Andrew Ball, Stephan Ulamec, Bernd Dachwald, Michael E. Price, Riccardo Nadalini, Benjamin Luethi, Stephen D. Wolters, Simon Sheridan, Simon F. Green, John C. Zarnecki, Paolo D’Arrigo, Karsten Seiferlin, Günter Kargl, Nils Goerke
A Small Mission for In Situ Exploration of a Primitive Binary Near-Earth Asteroid
Advances in Space Research, Vol. 43, Iss. 2, 2009, pp. 317-324


Abstract

We present a concept for a challenging in situ science mission to a primitive, binary near-Earth asteroid. A sub-400-kg spacecraft would use solar electric propulsion to rendezvous with the C-class binary asteroid (175706) 1996 FG3. A campaign of remote observations of both worlds would be followed by landing on the ~1 km diameter primary to perform in situ measurements. The total available payload mass would be around 34 kg, allowing a wide range of measurement objectives to be addressed. This mission arose during 2004 from the activities of the ad-hoc Small Bodies Group of the DLR-led Planetary Lander Initiative.

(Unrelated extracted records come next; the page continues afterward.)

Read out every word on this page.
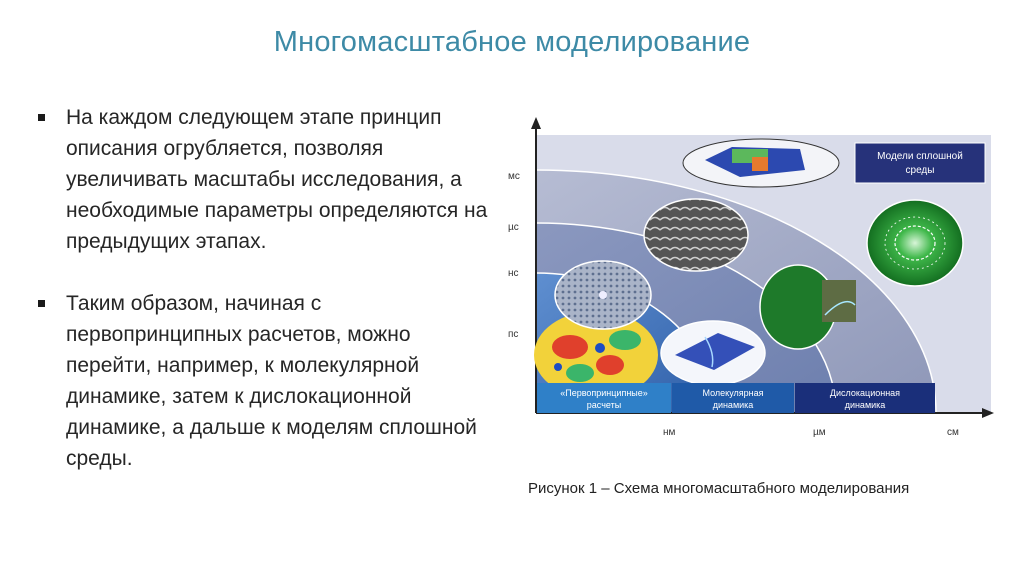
Многомасштабное моделирование
На каждом следующем этапе принцип описания огрубляется, позволяя увеличивать масштабы исследования, а необходимые параметры определяются на предыдущих этапах.
Таким образом, начиная с первопринципных расчетов, можно перейти, например, к молекулярной динамике, затем к дислокационной динамике, а дальше к моделям сплошной среды.
мс
µс
нс
пс
нм	µм	см
Модели сплошной
среды
«Первопринципные»
расчеты
Молекулярная
динамика
Дислокационная
динамика
Рисунок 1 – Схема многомасштабного моделирования
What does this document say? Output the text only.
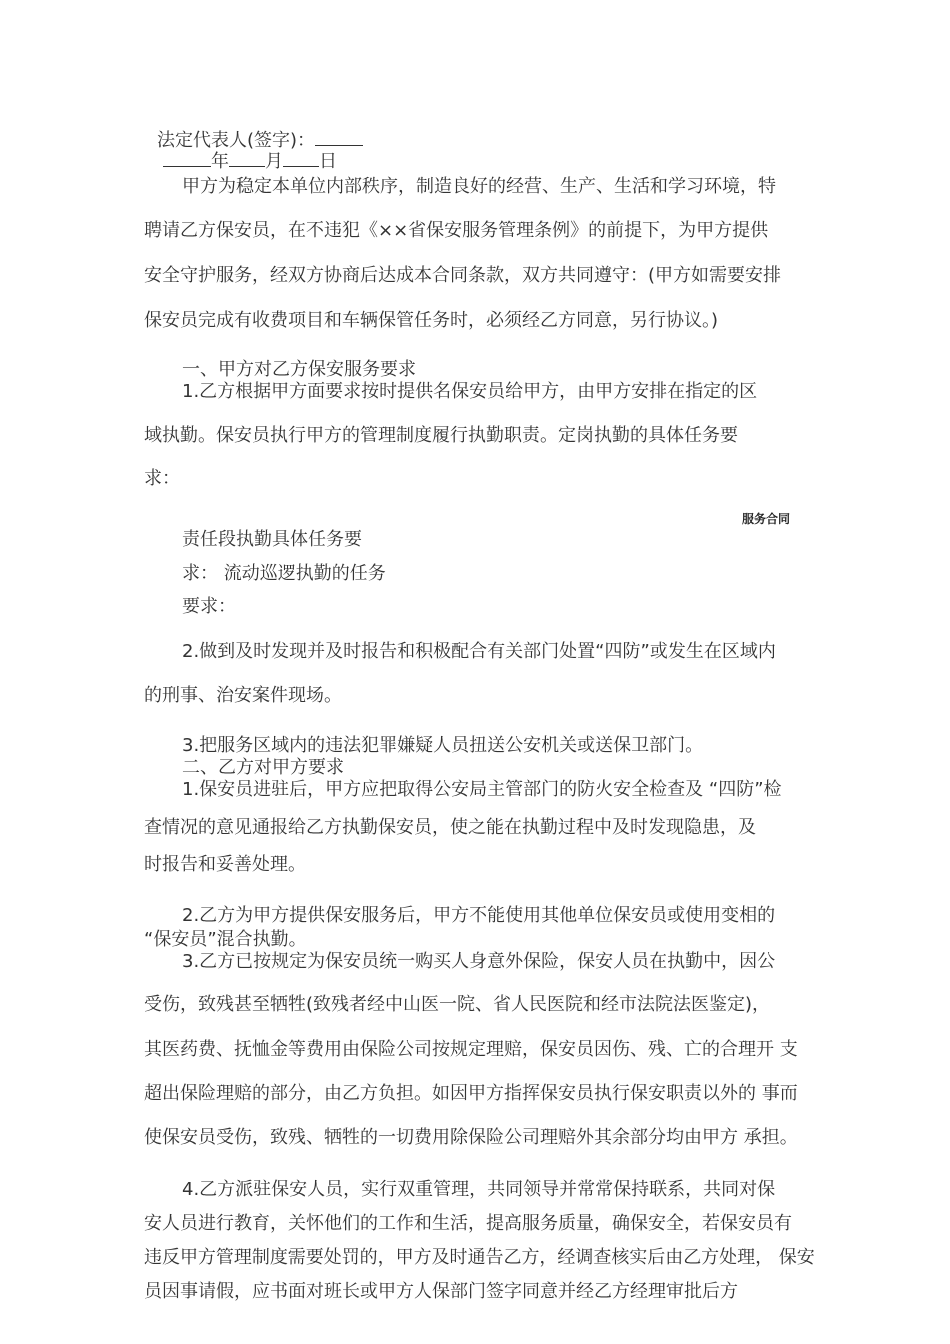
法定代表人(签字)：
年 月 日
甲方为稳定本单位内部秩序，制造良好的经营、生产、生活和学习环境，特
聘请乙方保安员，在不违犯《××省保安服务管理条例》的前提下，为甲方提供
安全守护服务，经双方协商后达成本合同条款，双方共同遵守：(甲方如需要安排
保安员完成有收费项目和车辆保管任务时，必须经乙方同意，另行协议。)
一、甲方对乙方保安服务要求
1.乙方根据甲方面要求按时提供名保安员给甲方，由甲方安排在指定的区
域执勤。保安员执行甲方的管理制度履行执勤职责。定岗执勤的具体任务要
求：
服务合同
责任段执勤具体任务要
求： 流动巡逻执勤的任务
要求：
2.做到及时发现并及时报告和积极配合有关部门处置“四防”或发生在区域内
的刑事、治安案件现场。
3.把服务区域内的违法犯罪嫌疑人员扭送公安机关或送保卫部门。
二、乙方对甲方要求
1.保安员进驻后，甲方应把取得公安局主管部门的防火安全检查及 “四防”检
查情况的意见通报给乙方执勤保安员，使之能在执勤过程中及时发现隐患，及
时报告和妥善处理。
2.乙方为甲方提供保安服务后，甲方不能使用其他单位保安员或使用变相的
“保安员”混合执勤。
3.乙方已按规定为保安员统一购买人身意外保险，保安人员在执勤中，因公
受伤，致残甚至牺牲(致残者经中山医一院、省人民医院和经市法院法医鉴定)，
其医药费、抚恤金等费用由保险公司按规定理赔，保安员因伤、残、亡的合理开 支
超出保险理赔的部分，由乙方负担。如因甲方指挥保安员执行保安职责以外的 事而
使保安员受伤，致残、牺牲的一切费用除保险公司理赔外其余部分均由甲方 承担。
4.乙方派驻保安人员，实行双重管理，共同领导并常常保持联系，共同对保
安人员进行教育，关怀他们的工作和生活，提高服务质量，确保安全，若保安员有
违反甲方管理制度需要处罚的，甲方及时通告乙方，经调查核实后由乙方处理， 保安
员因事请假，应书面对班长或甲方人保部门签字同意并经乙方经理审批后方
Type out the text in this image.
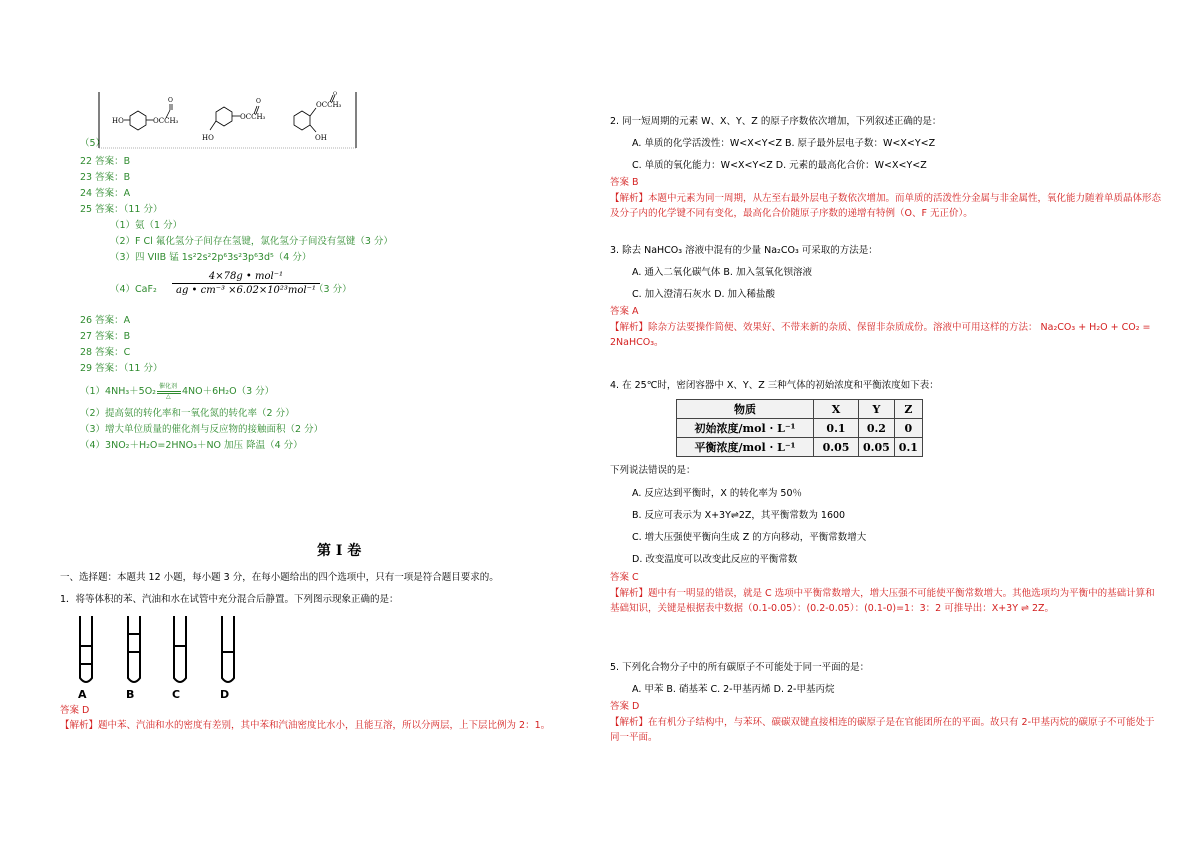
HO	OCCH₃
O
OCCH₃
O
HO
OCCH₃
O
OH
（5）
22 答案：B
23 答案：B
24 答案：A
25 答案：（11 分）
（1）氨（1 分）
（2）F Cl 氟化氢分子间存在氢键，氯化氢分子间没有氢键（3 分）
（3）四 VIIB 锰 1s²2s²2p⁶3s²3p⁶3d⁵（4 分）
（4）CaF₂
4×78g • mol⁻¹
ag • cm⁻³ ×6.02×10²³mol⁻¹
（3 分）
26 答案：A
27 答案：B
28 答案：C
29 答案：（11 分）
（1）4NH₃＋5O₂ 催化剂
△ 4NO＋6H₂O（3 分）
（2）提高氨的转化率和一氧化氮的转化率（2 分）
（3）增大单位质量的催化剂与反应物的接触面积（2 分）
（4）3NO₂＋H₂O=2HNO₃＋NO 加压 降温（4 分）
第 I 卷
一、选择题：本题共 12 小题，每小题 3 分，在每小题给出的四个选项中，只有一项是符合题目要求的。
1．将等体积的苯、汽油和水在试管中充分混合后静置。下列图示现象正确的是：
A	B	C	D
答案 D
【解析】题中苯、汽油和水的密度有差别，其中苯和汽油密度比水小，且能互溶，所以分两层，上下层比例为 2：1。
2. 同一短周期的元素 W、X、Y、Z 的原子序数依次增加，下列叙述正确的是：
A. 单质的化学活泼性：W<X<Y<Z B. 原子最外层电子数：W<X<Y<Z
C. 单质的氧化能力：W<X<Y<Z D. 元素的最高化合价：W<X<Y<Z
答案 B
【解析】本题中元素为同一周期，从左至右最外层电子数依次增加。而单质的活泼性分金属与非金属性，氧化能力随着单质晶体形态及分子内的化学键不同有变化，最高化合价随原子序数的递增有特例（O、F 无正价）。
3. 除去 NaHCO₃ 溶液中混有的少量 Na₂CO₃ 可采取的方法是：
A. 通入二氧化碳气体 B. 加入氢氧化钡溶液
C. 加入澄清石灰水 D. 加入稀盐酸
答案 A
【解析】除杂方法要操作简便、效果好、不带来新的杂质、保留非杂质成份。溶液中可用这样的方法： Na₂CO₃ + H₂O + CO₂ = 2NaHCO₃。
4. 在 25℃时，密闭容器中 X、Y、Z 三种气体的初始浓度和平衡浓度如下表：
物质	X	Y	Z
初始浓度/mol · L⁻¹	0.1	0.2	0
平衡浓度/mol · L⁻¹	0.05	0.05	0.1
下列说法错误的是：
A. 反应达到平衡时，X 的转化率为 50％
B. 反应可表示为 X+3Y⇌2Z，其平衡常数为 1600
C. 增大压强使平衡向生成 Z 的方向移动，平衡常数增大
D. 改变温度可以改变此反应的平衡常数
答案 C
【解析】题中有一明显的错误，就是 C 选项中平衡常数增大，增大压强不可能使平衡常数增大。其他选项均为平衡中的基础计算和基础知识，关键是根据表中数据（0.1-0.05）：(0.2-0.05）：(0.1-0)=1：3：2 可推导出：X+3Y ⇌ 2Z。
5. 下列化合物分子中的所有碳原子不可能处于同一平面的是：
A. 甲苯 B. 硝基苯 C. 2-甲基丙烯 D. 2-甲基丙烷
答案 D
【解析】在有机分子结构中，与苯环、碳碳双键直接相连的碳原子是在官能团所在的平面。故只有 2-甲基丙烷的碳原子不可能处于同一平面。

Although the particular mission scenario proposed here was not studied further per se, the experience was carried over to subsequent European asteroid mission studies, including first LEONARD and now the Marco Polo near-Earth asteroid sample return proposal for ESA’s Cosmic Vision programme. This paper may thus be of interest as much for insight into the life cycle of mission proposals as for the concept itself.